When the loop ends, value1 outputs the last initial value1, which is [image ‘a’, image ‘b’, image ‘c’].

At this point, you’ve mastered the basic application method of the For Loop.

The previous article mentioned that besides multi-prompt image generation, using the For Loop can also achieve batch processing of files and images. For example, batch upscaling.

I happen to have some photos scanned from a Kodak EKTAR H35 half-frame film camera. After cropping to single frames, they’re less than 1300×900, with a pitiful just over 1 megapixel by pixel count. We can use them for a demonstration.

For upscaling real photos specifically, I’ve always highly recommended a series of upscaling models published by Philip Hofmann (https://github.com/Phhofm/models). I previously wrote an article introducing one of them: ComfyUI | How to upscale photos with AI without blurring? Recommending an obscure image upscaling model. These models generally don’t involve significant repainting, so they can avoid some negative modifications caused by AI editing. For example, in a previous article, we used the Qwen edit model to process the dome of the Temple of Heaven. At that time, the tile lines and textures underwent strange distortions, which wouldn’t happen when using these upscaling models.

This time, I chose to use Philip Hofmann’s upscaling model 4xBHI_dat2_otf_nn. It performs 4x high-definition upscaling without excessive noise reduction. Even when upscaling from 11 megapixels to 180 megapixels, at 100% zoom view, there are still certain details, and the film’s grain texture is well preserved.

Since there is no repainting involved, the workflow is also very simple:

Now, start thinking: How should we design the loop so that this process can batch automatically process images in a folder?
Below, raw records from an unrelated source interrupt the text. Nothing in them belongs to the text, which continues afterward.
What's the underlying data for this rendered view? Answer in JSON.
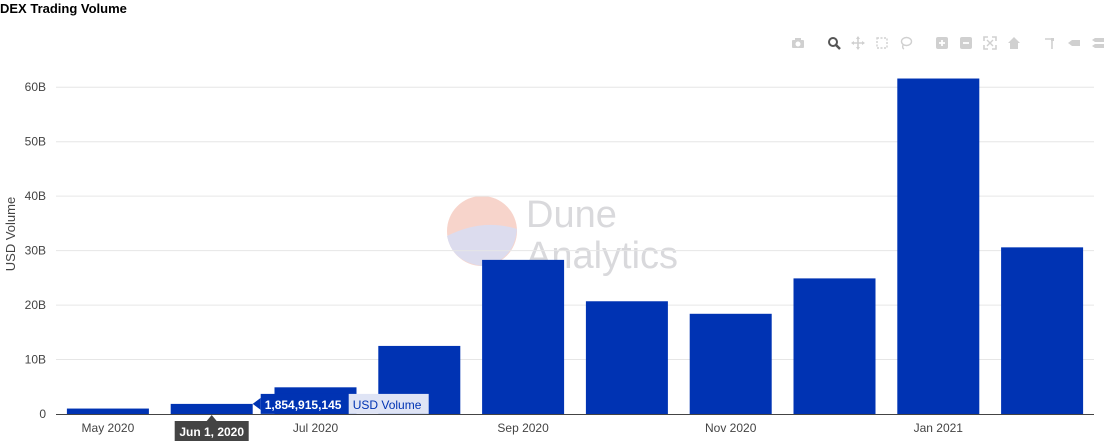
{
  "header": {
    "title": "DEX Trading Volume"
  },
  "watermark": {
    "line1": "Dune",
    "line2": "Analytics"
  },
  "toolbar": {
    "icons": [
      "camera-icon",
      "zoom-icon",
      "pan-icon",
      "box-select-icon",
      "lasso-icon",
      "zoom-in-icon",
      "zoom-out-icon",
      "autoscale-icon",
      "reset-axes-icon",
      "spike-lines-icon",
      "hover-closest-icon",
      "hover-compare-icon"
    ]
  },
  "colors": {
    "bar": "#0033b3",
    "grid": "#e6e6e6",
    "axis": "#444444"
  },
  "hover": {
    "x_label": "Jun 1, 2020",
    "value_label": "1,854,915,145",
    "series_label": "USD Volume",
    "index": 1
  },
  "chart_data": {
    "type": "bar",
    "title": "DEX Trading Volume",
    "xlabel": "",
    "ylabel": "USD Volume",
    "categories": [
      "2020-05",
      "2020-06",
      "2020-07",
      "2020-08",
      "2020-09",
      "2020-10",
      "2020-11",
      "2020-12",
      "2021-01",
      "2021-02"
    ],
    "series": [
      {
        "name": "USD Volume",
        "values": [
          1000000000,
          1854915145,
          4900000000,
          12500000000,
          28300000000,
          20700000000,
          18400000000,
          24900000000,
          61600000000,
          30600000000
        ]
      }
    ],
    "ylim": [
      0,
      65000000000
    ],
    "yticks": [
      0,
      10000000000,
      20000000000,
      30000000000,
      40000000000,
      50000000000,
      60000000000
    ],
    "ytick_labels": [
      "0",
      "10B",
      "20B",
      "30B",
      "40B",
      "50B",
      "60B"
    ],
    "xtick_labels": [
      {
        "index": 0,
        "label": "May 2020"
      },
      {
        "index": 2,
        "label": "Jul 2020"
      },
      {
        "index": 4,
        "label": "Sep 2020"
      },
      {
        "index": 6,
        "label": "Nov 2020"
      },
      {
        "index": 8,
        "label": "Jan 2021"
      }
    ],
    "grid": true,
    "legend": "none"
  }
}
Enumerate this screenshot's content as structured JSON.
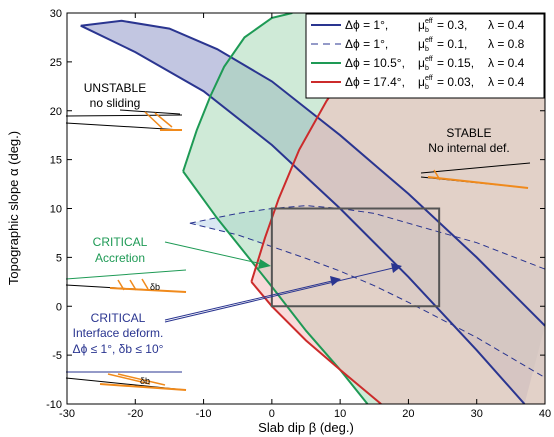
{
  "chart_data": {
    "type": "area",
    "xlabel": "Slab dip β (deg.)",
    "ylabel": "Topographic slope α (deg.)",
    "xlim": [
      -30,
      40
    ],
    "ylim": [
      -10,
      30
    ],
    "xticks": [
      "-30",
      "-20",
      "-10",
      "0",
      "10",
      "20",
      "30",
      "40"
    ],
    "yticks": [
      "-10",
      "-5",
      "0",
      "5",
      "10",
      "15",
      "20",
      "25",
      "30"
    ],
    "grid": false,
    "legend_position": "top-right",
    "legend": [
      {
        "text": "Δϕ = 1°,       μ_b^eff = 0.3,   λ = 0.4",
        "dphi": "Δϕ = 1°,",
        "mu": "0.3,",
        "lam": "λ = 0.4",
        "color": "#2a3590",
        "dash": false
      },
      {
        "text": "Δϕ = 1°,       μ_b^eff = 0.1,   λ = 0.8",
        "dphi": "Δϕ = 1°,",
        "mu": "0.1,",
        "lam": "λ = 0.8",
        "color": "#2a3590",
        "dash": true
      },
      {
        "text": "Δϕ = 10.5°, μ_b^eff = 0.15, λ = 0.4",
        "dphi": "Δϕ = 10.5°,",
        "mu": "0.15,",
        "lam": "λ = 0.4",
        "color": "#1e9a55",
        "dash": false
      },
      {
        "text": "Δϕ = 17.4°, μ_b^eff = 0.03, λ = 0.4",
        "dphi": "Δϕ = 17.4°,",
        "mu": "0.03,",
        "lam": "λ = 0.4",
        "color": "#cc2b2b",
        "dash": false
      }
    ],
    "series": [
      {
        "name": "Δϕ = 1°, μb_eff = 0.3, λ = 0.4",
        "color": "#2a3590",
        "fill": "#8f97c9",
        "upper": [
          [
            -28,
            28.7
          ],
          [
            -22,
            29.2
          ],
          [
            -15,
            28.4
          ],
          [
            -8,
            26.3
          ],
          [
            0,
            23
          ],
          [
            10,
            17.5
          ],
          [
            20,
            11.5
          ],
          [
            30,
            5
          ],
          [
            40,
            -2
          ]
        ],
        "lower": [
          [
            -28,
            28.7
          ],
          [
            -20,
            26
          ],
          [
            -10,
            22
          ],
          [
            0,
            16.5
          ],
          [
            10,
            10
          ],
          [
            20,
            3
          ],
          [
            30,
            -4.5
          ],
          [
            37,
            -10
          ]
        ]
      },
      {
        "name": "Δϕ = 1°, μb_eff = 0.1, λ = 0.8",
        "color": "#2a3590",
        "dashed": true,
        "fill": "#bcd6ea",
        "upper": [
          [
            -12,
            8.5
          ],
          [
            -5,
            9.5
          ],
          [
            0,
            10
          ],
          [
            5,
            10.3
          ],
          [
            10,
            10
          ],
          [
            15,
            9.5
          ],
          [
            20,
            8.5
          ],
          [
            30,
            6.5
          ],
          [
            40,
            3.8
          ]
        ],
        "lower": [
          [
            -12,
            8.5
          ],
          [
            -5,
            7.3
          ],
          [
            0,
            6.1
          ],
          [
            5,
            4.9
          ],
          [
            10,
            3.6
          ],
          [
            15,
            2.1
          ],
          [
            20,
            0.4
          ],
          [
            30,
            -3.2
          ],
          [
            40,
            -7.3
          ]
        ]
      },
      {
        "name": "Δϕ = 10.5°, μb_eff = 0.15, λ = 0.4",
        "color": "#1e9a55",
        "fill": "#a7d8b6",
        "upper": [
          [
            -13,
            13.8
          ],
          [
            -11,
            18
          ],
          [
            -9,
            21.5
          ],
          [
            -7,
            24.5
          ],
          [
            -4,
            27.5
          ],
          [
            0,
            29.5
          ],
          [
            3,
            30
          ]
        ],
        "right_edge": [
          [
            40,
            30
          ],
          [
            40,
            -10
          ]
        ],
        "lower": [
          [
            -13,
            13.8
          ],
          [
            -8,
            9
          ],
          [
            0,
            2
          ],
          [
            5,
            -2.5
          ],
          [
            10,
            -6.5
          ],
          [
            14,
            -10
          ]
        ]
      },
      {
        "name": "Δϕ = 17.4°, μb_eff = 0.03, λ = 0.4",
        "color": "#cc2b2b",
        "fill": "#f3bcbc",
        "upper": [
          [
            -3,
            2.5
          ],
          [
            -1,
            7
          ],
          [
            1,
            11
          ],
          [
            4,
            16
          ],
          [
            8,
            21
          ],
          [
            12,
            25
          ],
          [
            16,
            28.5
          ],
          [
            18,
            30
          ]
        ],
        "right_edge": [
          [
            40,
            30
          ],
          [
            40,
            -10
          ]
        ],
        "lower": [
          [
            -3,
            2.5
          ],
          [
            0,
            0
          ],
          [
            5,
            -3.5
          ],
          [
            10,
            -6.5
          ],
          [
            16,
            -10
          ]
        ]
      }
    ],
    "reference_box": {
      "x": [
        0,
        24.5
      ],
      "y": [
        0,
        10
      ],
      "color": "#555555"
    },
    "annotations": [
      {
        "key": "unstable",
        "lines": [
          "UNSTABLE",
          "no sliding"
        ],
        "color": "#000000"
      },
      {
        "key": "stable",
        "lines": [
          "STABLE",
          "No internal def."
        ],
        "color": "#000000"
      },
      {
        "key": "critical_accretion",
        "lines": [
          "CRITICAL",
          "Accretion"
        ],
        "color": "#1e9a55"
      },
      {
        "key": "critical_interface",
        "lines": [
          "CRITICAL",
          "Interface deform.",
          "Δϕ ≤ 1°, δb ≤ 10°"
        ],
        "color": "#2a3590"
      }
    ],
    "sketch_labels": [
      "δb",
      "δb"
    ]
  }
}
First, we need a node that can load images from a folder path. It’s best if it has an index function, enabling one-by-one loading. There are actually quite a few such loading nodes, like those typically included in integration packs, such as Inspire-Pack and KJNodes.

I generally prefer to use this “Load Image (Path)”.

Use it to replace the original single image loading node, then connect the loop start node’s index to the start index. This way, it can automatically load in order from 0, 1, 2, 3… Since we need to upscale each image individually, set the image load limit to 1, meaning it loads 1 image each time.

Set the loop count to match the number of images in the folder, and add an “Any Batch Combine” node to allow previewing all upscaled images at once after the loop ends.

It’s that simple.

Of course, you can also do some other variations. For example, recently Comfy official updated a batch of image editing templates. A few of them I find quite interesting, like this one:

Based on the Qwen-Image-Edit model, upload one image, and you can get perspectives from 8 angles.

I particularly like the top-down perspective, somewhat like a low-altitude drone angle, very interesting.

So I can slightly adjust this workflow, add a For Loop, and batch generate top-down perspective new images for an entire set of images; meanwhile, I can connect the original image loading to the value2 loop, so that the original can be compared with the generated results:

The perspective transformation in this workflow is based on prompts. If you wish, you can also nest another prompt loop to output any perspective you want for each image (cough, mind the decency) or perform fixed element additions, deletions, and modifications on the image content to achieve multiple outputs.

The For Loop can be combined with different nodes for different play styles. For example, as mentioned in the previous article, using LLM to generate multiple prompts, adding a For Loop combined with Excel read/write nodes, leaving great room for both reverse engineering and editing; for example, combining with intelligent segmentation nodes like SAM, you can achieve batch image cutout editing, watermark removal, and other functions; for example, combining with some image processing and logic nodes, you can achieve automatic image splitting and merging, one-click color grading, and more…

Mastering the basic logic and application of the For Loop opens up all these possibilities for you to freely explore.